‘Defusing Hate’: Holocaust museum publishes a handbook

(RNS) A young American who countered incendiary speech in Kenya authors a how-to book.

WASHINGTON (RNS) Hoping to make the world safer, the United States Holocaust Memorial Museum has published a guidebook on countering dangerous speech, authored by a young American who helped quell intertribal conflict in Kenya during its 2013 elections.

“Defusing Hate: A Strategic Communication Guide to Counteract Dangerous Speech,” doesn’t reveal exactly how to quell incendiary speech. The nature and context of speech that can lead to violence vary too widely across the globe for any particular prescription to make sense.

But the 160-page guide, a first-of-its-kind effort, gives local leaders ways to understand the environment that gives rise to this speech, and to come up with plans to defuse it before it inspires its audience to take up arms.


Rachel Hilary Brown, author of a new guidebook on combatting speech that can lead to violence, speaks during its release on June 27 in offices of the United States Holocaust Memorial Museum in Washington. RNS photo by Lauren Markoe

Rachel Hilary Brown, author of a new guidebook on combating speech that can lead to violence, speaks during its release on June 27 by the United States Holocaust Memorial Museum in Washington. RNS photo by Lauren Markoe

“Unfortunately, I think this guide is more relevant than it was when we started this project,” said Rachel Hilary Brown, its author. She began work on it two years ago, as a fellow at the museum’s Simon-Skjodt Center for the Prevention of Genocide, which released the guidebook Monday (June 27).

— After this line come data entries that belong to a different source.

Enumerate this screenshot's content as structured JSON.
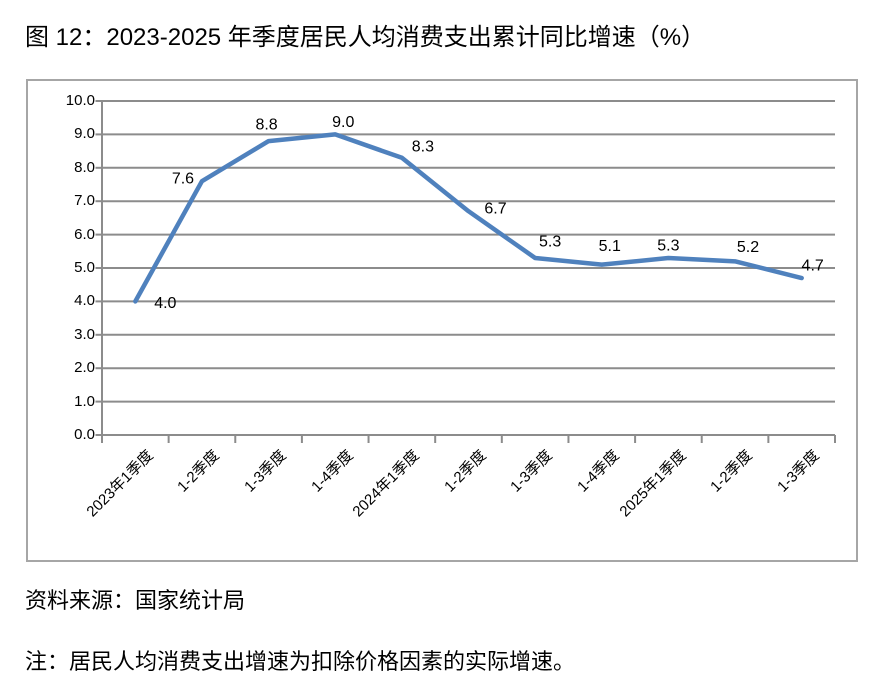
{
  "title": "图 12：2023-2025 年季度居民人均消费支出累计同比增速（%）",
  "source_note": "资料来源：国家统计局",
  "footnote": "注：居民人均消费支出增速为扣除价格因素的实际增速。",
  "chart_data": {
    "type": "line",
    "title": "",
    "xlabel": "",
    "ylabel": "",
    "categories": [
      "2023年1季度",
      "1-2季度",
      "1-3季度",
      "1-4季度",
      "2024年1季度",
      "1-2季度",
      "1-3季度",
      "1-4季度",
      "2025年1季度",
      "1-2季度",
      "1-3季度"
    ],
    "values": [
      4.0,
      7.6,
      8.8,
      9.0,
      8.3,
      6.7,
      5.3,
      5.1,
      5.3,
      5.2,
      4.7
    ],
    "data_labels": [
      "4.0",
      "7.6",
      "8.8",
      "9.0",
      "8.3",
      "6.7",
      "5.3",
      "5.1",
      "5.3",
      "5.2",
      "4.7"
    ],
    "ylim": [
      0.0,
      10.0
    ],
    "ytick_step": 1.0,
    "ytick_labels": [
      "0.0",
      "1.0",
      "2.0",
      "3.0",
      "4.0",
      "5.0",
      "6.0",
      "7.0",
      "8.0",
      "9.0",
      "10.0"
    ],
    "grid": true,
    "legend": "none",
    "colors": {
      "line": "#4f81bd",
      "grid": "#8c8c8c",
      "axis": "#8c8c8c",
      "frame_border": "#a6a6a6",
      "text": "#000000"
    }
  }
}
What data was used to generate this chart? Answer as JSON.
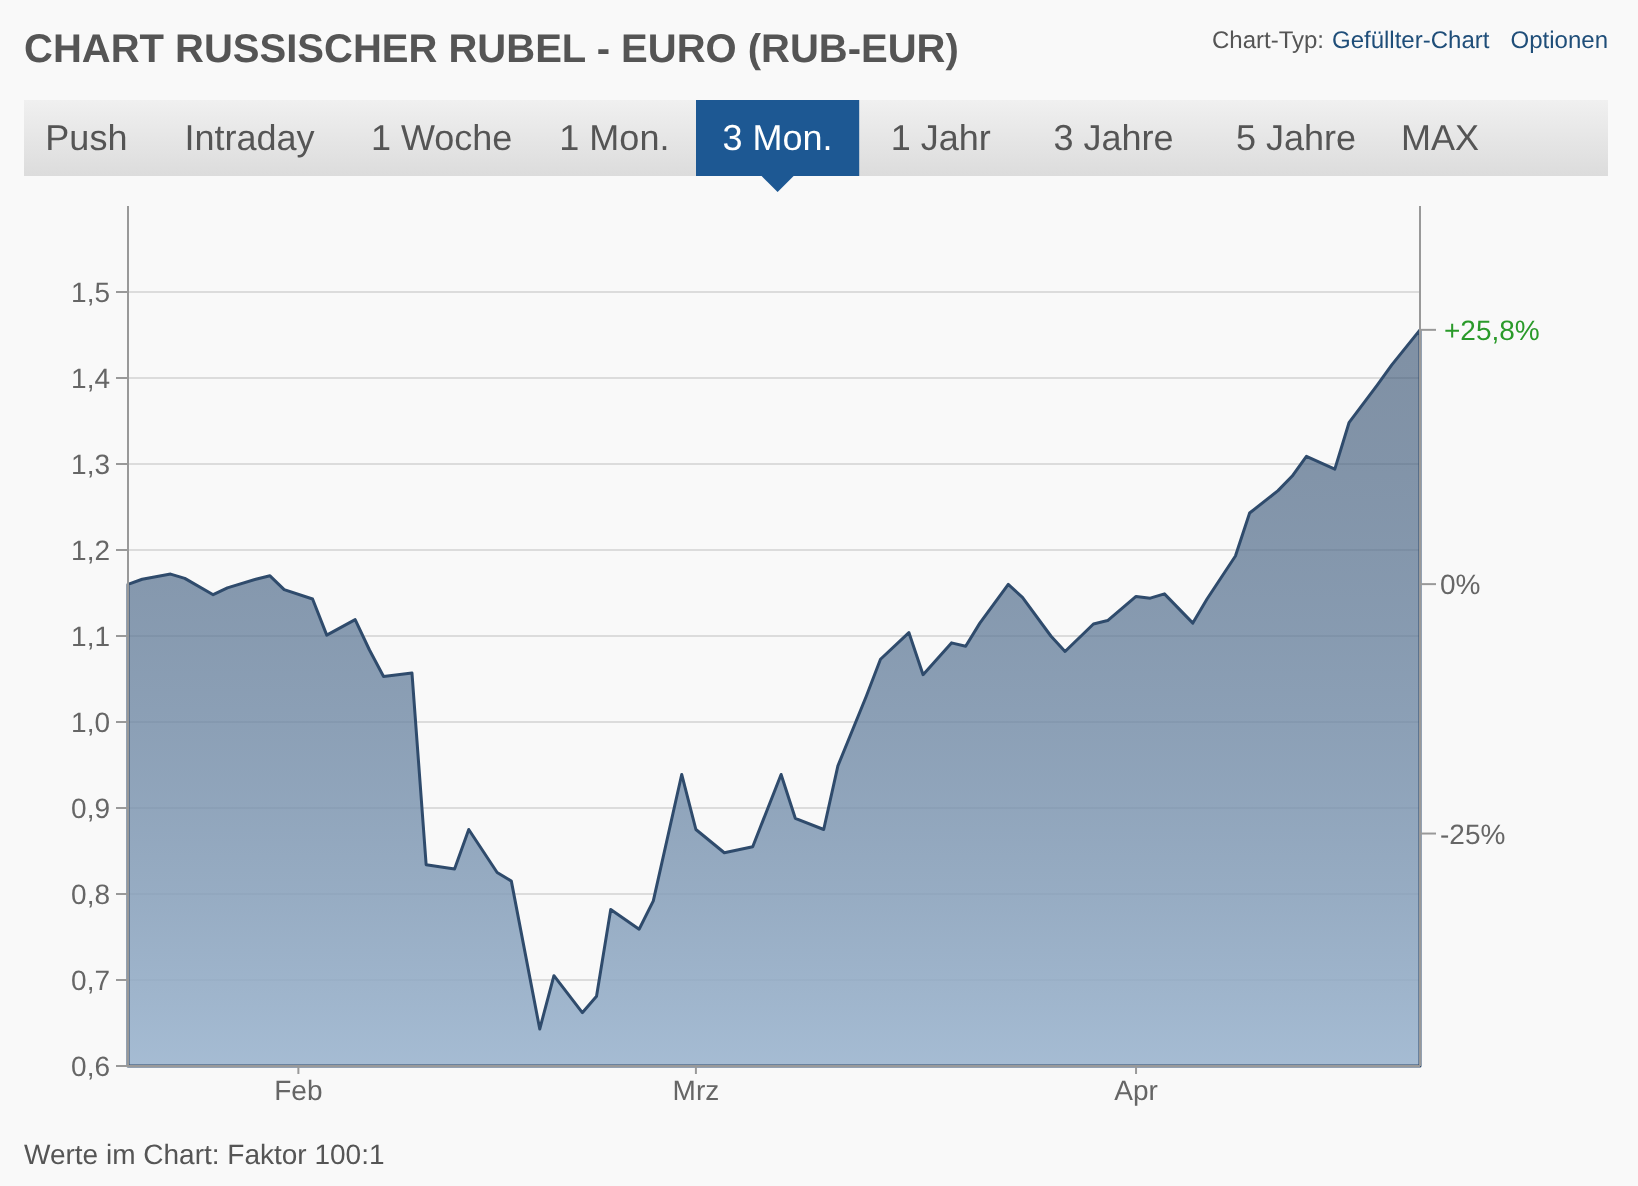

The nonprofit Brown co-founded in Kenya when she was 22 — Sisi ni Amani, or “We Are Peace” in Swahili — organized a 2013 campaign that disseminated peace-affirming text messages to counter provocative rumors spread by mobile phones in the nation. In the 2007-2008 election cycle, more than 1,000 Kenyans died after allegations that the vote was rigged.

Sisi ni Amani’s approach has also worked in land disputes. The group wrote a text to armed men poised to fight: “Let us resolve all boundary issues peacefully, for only with peace can we find lasting solutions. Let us keep peace in Mulot.” The message gave pause to the would-be fighters in the region northeast of Nairobi, and they took their disagreement to a local pastor to mediate.

Brown and the Holocaust museum hope “Defusing Hate,” which is available at no cost online, will help local activists elsewhere design campaigns that will resonate with carefully targeted audiences. The book offers strategies for defining that audience, crafting a message, choosing the medium by which to spread it and avoiding common pitfalls — such as trying to debate purveyors of dangerous speech.

The guidebook advises: “frame a grievance as a socioeconomic issue rather than an ethnic or religious one.”


Annie Bird of the Department of State’s Bureau of Conflict and Stabilization Operations said that the guidebook has already been used to train foreign service officers and that it should be relied on as the department begins to spend new funds allocated to prevent atrocities.

“Now we have a robust guide to help us figure out how to design a program,” she said to Brown at the guidebook’s launch. “I would love to see us actually pilot some work using your guide in countries at risk.”

 Susan Beseech. Photo courtesy of American University

Professor Susan Benesch, who coined the term “dangerous speech.” Photo courtesy of American University

The guidebook draws on the work of American University Professor Susan Benesch, who coined the term “dangerous speech” to mean speech that increases the risk for violence for a group of people.

Brown also uses the term “dangerous speech” as opposed to “hate speech.” As Benesch has argued, hate speech is not always dangerous — a person yelling ethnic slurs within earshot of no one, for example, is guilty of hate speech but likely not dangerous speech.

Benesch says countering dangerous speech is a new field, and the work is hard. The emotions that underlie dangerous speech tend to be visceral, and once dangerous speech is disseminated, its damage is often done. The internet and social media make it easier to spread such speech, and the possibility of anonymity emboldens offenders.

So while effective examples of countering dangerous speech online are uncommon, they are notable, said Benesch, who is just finishing a two-year study of the phenomenon.


She gives the example of the response to a slew of racist tweets in 2014 denigrating the newly crowned Miss America, who was Indian-American and wrongly assumed to be Muslim and Arab. “More like #MissTerrorist” read one tweet. But Twitter users confronted the racist tweeters online, leading some of those who made the original comments to apologize, and delete what they had written.

Among the preliminary conclusions of Benesch’s study: Trying to eliminate dangerous speech is rarely the best strategy.

“Instead of trying to censor all of this speech, which would be difficult or impossible, we try to inoculate people against it, to make them less susceptible to it,” Benesch said.

But she also warns of the limits of her field.

“Counter speech can perhaps be a useful tool, but it is certainly not the solution all by itself,” she said.

“The way parents raise their kids has got to be number one.”